Une autre galaxie est assez facilement visible dans la Chevelure de Bérénice : M85. Distante de 60 millions d'années-lumière, cette galaxie lenticulaire est l'une des plus brillantes de la constellation et de ce fait vous pourrez la repérer avec des jumelles où elle vous apparaîtra comme une faible tache diffuse formant un carré parfait avec les 3 principales étoiles de la Chevelure.

 

Trois autres galaxies, plus difficilement observables avec un petit télescope car plus faiblement lumineuses, sont également visibles dans la Chevelure de Bérénice, non loin de M85 : M100, M98 et M99.

Commencez par repérer à l'oeil nu l'étoile 11 Com. Puis pointez avec votre télescope l'étoile 6 Com, avec un grossissement de 50 fois. La galaxie M98 sera alors dans le même champ. Un peu moins éloignée que les autres galaxies de l'amas Virgo, M98 ne se balade qu'à 35 millions d'années-lumière au dessus de nos têtes. Cette galaxie spirale vue de côté ressemble beaucoup à NGC 4565 mais en beaucoup plus faible et nécessite un télescope d'au minimum 200 mm pour être correctement observée.

M99 est située de l'autre côté de l'étoile 6 Com.
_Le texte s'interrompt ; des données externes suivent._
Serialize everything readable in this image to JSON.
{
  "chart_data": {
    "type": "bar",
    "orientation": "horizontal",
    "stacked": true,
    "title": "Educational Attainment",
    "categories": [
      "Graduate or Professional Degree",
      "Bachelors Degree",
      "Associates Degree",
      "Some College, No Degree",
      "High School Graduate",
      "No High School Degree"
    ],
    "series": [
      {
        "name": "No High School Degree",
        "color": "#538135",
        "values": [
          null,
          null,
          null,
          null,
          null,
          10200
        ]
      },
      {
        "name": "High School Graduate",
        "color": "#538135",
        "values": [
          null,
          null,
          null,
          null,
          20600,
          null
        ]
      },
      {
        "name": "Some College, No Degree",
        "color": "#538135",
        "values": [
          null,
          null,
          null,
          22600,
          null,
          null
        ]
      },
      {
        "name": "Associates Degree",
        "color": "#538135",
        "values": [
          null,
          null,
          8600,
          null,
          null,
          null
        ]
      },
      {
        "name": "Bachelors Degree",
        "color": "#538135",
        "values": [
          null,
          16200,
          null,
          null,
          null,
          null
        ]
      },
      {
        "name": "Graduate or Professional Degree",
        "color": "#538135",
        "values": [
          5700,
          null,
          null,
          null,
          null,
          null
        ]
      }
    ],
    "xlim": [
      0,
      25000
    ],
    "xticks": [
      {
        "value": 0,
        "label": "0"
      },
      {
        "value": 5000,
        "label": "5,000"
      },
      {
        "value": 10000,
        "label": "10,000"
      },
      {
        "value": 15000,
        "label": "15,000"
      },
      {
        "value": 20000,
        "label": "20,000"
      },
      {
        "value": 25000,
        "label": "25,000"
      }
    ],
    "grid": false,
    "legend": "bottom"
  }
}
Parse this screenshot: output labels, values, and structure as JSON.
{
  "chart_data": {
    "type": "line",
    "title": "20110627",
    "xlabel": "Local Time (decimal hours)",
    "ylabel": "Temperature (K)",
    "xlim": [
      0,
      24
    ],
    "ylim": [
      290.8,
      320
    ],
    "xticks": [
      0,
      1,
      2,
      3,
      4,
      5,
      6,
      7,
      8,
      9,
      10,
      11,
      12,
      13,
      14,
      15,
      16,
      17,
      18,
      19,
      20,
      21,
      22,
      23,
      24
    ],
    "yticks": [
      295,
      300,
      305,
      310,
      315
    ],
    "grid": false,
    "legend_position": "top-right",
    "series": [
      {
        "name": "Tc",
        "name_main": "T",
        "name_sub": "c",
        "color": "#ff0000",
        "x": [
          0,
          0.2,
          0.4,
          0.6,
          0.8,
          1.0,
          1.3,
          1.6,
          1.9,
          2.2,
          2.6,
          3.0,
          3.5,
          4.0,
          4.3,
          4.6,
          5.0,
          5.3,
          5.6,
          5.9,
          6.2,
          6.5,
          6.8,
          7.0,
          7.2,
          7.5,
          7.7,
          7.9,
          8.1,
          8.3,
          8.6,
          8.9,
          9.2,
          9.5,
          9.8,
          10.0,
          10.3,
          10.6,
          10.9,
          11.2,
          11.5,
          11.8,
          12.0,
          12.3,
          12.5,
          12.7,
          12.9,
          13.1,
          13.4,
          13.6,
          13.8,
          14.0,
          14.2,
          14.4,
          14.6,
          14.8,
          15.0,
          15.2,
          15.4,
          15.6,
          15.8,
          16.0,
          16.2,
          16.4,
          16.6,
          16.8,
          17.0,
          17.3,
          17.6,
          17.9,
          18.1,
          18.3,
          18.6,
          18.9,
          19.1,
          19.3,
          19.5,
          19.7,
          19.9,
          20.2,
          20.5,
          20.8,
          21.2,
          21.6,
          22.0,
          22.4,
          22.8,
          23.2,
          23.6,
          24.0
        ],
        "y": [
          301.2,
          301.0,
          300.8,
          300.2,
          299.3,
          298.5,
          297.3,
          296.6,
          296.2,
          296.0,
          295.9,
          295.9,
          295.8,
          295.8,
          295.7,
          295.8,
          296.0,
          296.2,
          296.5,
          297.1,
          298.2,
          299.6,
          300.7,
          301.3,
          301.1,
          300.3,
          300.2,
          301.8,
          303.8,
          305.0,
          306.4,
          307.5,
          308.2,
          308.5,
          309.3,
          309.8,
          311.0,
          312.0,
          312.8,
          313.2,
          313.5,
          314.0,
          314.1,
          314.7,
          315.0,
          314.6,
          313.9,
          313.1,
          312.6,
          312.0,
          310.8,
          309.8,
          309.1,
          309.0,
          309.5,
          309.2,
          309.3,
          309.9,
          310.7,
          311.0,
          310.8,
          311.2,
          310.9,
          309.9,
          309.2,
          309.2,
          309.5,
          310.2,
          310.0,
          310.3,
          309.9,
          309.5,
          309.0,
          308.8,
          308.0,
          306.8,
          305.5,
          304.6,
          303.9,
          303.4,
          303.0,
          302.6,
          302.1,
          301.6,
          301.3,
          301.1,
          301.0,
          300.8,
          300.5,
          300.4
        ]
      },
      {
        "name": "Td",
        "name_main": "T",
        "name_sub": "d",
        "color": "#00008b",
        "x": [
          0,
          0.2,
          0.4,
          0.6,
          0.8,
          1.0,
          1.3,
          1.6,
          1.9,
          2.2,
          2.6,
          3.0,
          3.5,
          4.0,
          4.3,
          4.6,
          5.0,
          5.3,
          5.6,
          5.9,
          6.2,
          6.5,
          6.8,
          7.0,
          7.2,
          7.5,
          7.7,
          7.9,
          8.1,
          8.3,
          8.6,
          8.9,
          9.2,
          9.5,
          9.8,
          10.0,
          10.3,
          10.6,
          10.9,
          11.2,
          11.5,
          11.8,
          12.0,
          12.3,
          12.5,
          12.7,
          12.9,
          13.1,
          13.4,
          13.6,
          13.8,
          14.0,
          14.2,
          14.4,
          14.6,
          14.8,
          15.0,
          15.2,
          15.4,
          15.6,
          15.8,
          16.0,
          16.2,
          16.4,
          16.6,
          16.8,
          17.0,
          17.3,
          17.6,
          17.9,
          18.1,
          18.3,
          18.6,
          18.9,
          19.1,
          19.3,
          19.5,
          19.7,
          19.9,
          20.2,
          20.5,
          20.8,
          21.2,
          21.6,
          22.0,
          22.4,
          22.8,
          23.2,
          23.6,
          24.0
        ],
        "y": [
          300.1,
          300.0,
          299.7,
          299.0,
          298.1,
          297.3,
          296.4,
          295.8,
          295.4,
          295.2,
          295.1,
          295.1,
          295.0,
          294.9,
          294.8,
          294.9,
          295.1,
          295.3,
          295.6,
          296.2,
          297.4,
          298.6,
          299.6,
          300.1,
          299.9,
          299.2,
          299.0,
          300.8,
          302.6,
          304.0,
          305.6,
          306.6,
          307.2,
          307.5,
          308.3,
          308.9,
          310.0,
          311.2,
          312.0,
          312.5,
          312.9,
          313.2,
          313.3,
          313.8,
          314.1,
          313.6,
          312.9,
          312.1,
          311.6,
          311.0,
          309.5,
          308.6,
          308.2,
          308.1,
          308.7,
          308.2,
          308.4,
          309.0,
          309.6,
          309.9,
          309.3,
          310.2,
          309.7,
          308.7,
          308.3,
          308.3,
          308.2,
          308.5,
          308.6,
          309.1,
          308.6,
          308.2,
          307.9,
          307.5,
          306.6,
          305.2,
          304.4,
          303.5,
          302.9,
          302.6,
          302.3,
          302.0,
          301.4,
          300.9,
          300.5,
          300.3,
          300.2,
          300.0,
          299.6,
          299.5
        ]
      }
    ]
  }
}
Cette galaxie spirale vue de face apparait dans un télescope de 114 mm comme une tache floue. Le noyau de M99 est beaucoup plus visible dans un télescope de 200 mm. Mais il vous faudra un télescope d'au moins 300 mm de diamètre pour commencer à distinguer les bras de cette galaxie.

Il en va de même pour M100, galaxie spirale vue de face, à peu-près à mi-chemin entre M85 et M99. Le faible contraste de cette galaxie ne permettra pas de voir autre chose qu'une tache floue avec un télescope de diamètre inférieur à 200 mm

Photos Pedro Ré, tirées du CD-Rom Astrothèque

Si votre ciel est trop pourri par la pollution lumineuse pour vous permettre de réussir votre chasse aux galaxies du Printemps, la Chevelure de Bérénice vous réserve deux lots de consolation : une belle étoile double et un amas globulaire d'étoiles

L'étoile 24 Com, située à 600 années-lumière, est visible même dans une petite lunette de 60 mm de diamètre, avec un grossissement de 40 fois. Pour apercevoir les teintes dorée et bleue de chacune des 2 étoiles qui composent 24 Com, il faut cependant disposer d'un télescope d'au moins 114 mm de diamètre

 

Et pour boucler la boucle de notre virée dans la constellation de la Chevelure de Bérénice : deux amas globulaires, M53 et M3. Partis de l'amas ouvert Melotte 111, nous voici revenus à un autre type d'amas d'étoiles, globulaire ceux-ci.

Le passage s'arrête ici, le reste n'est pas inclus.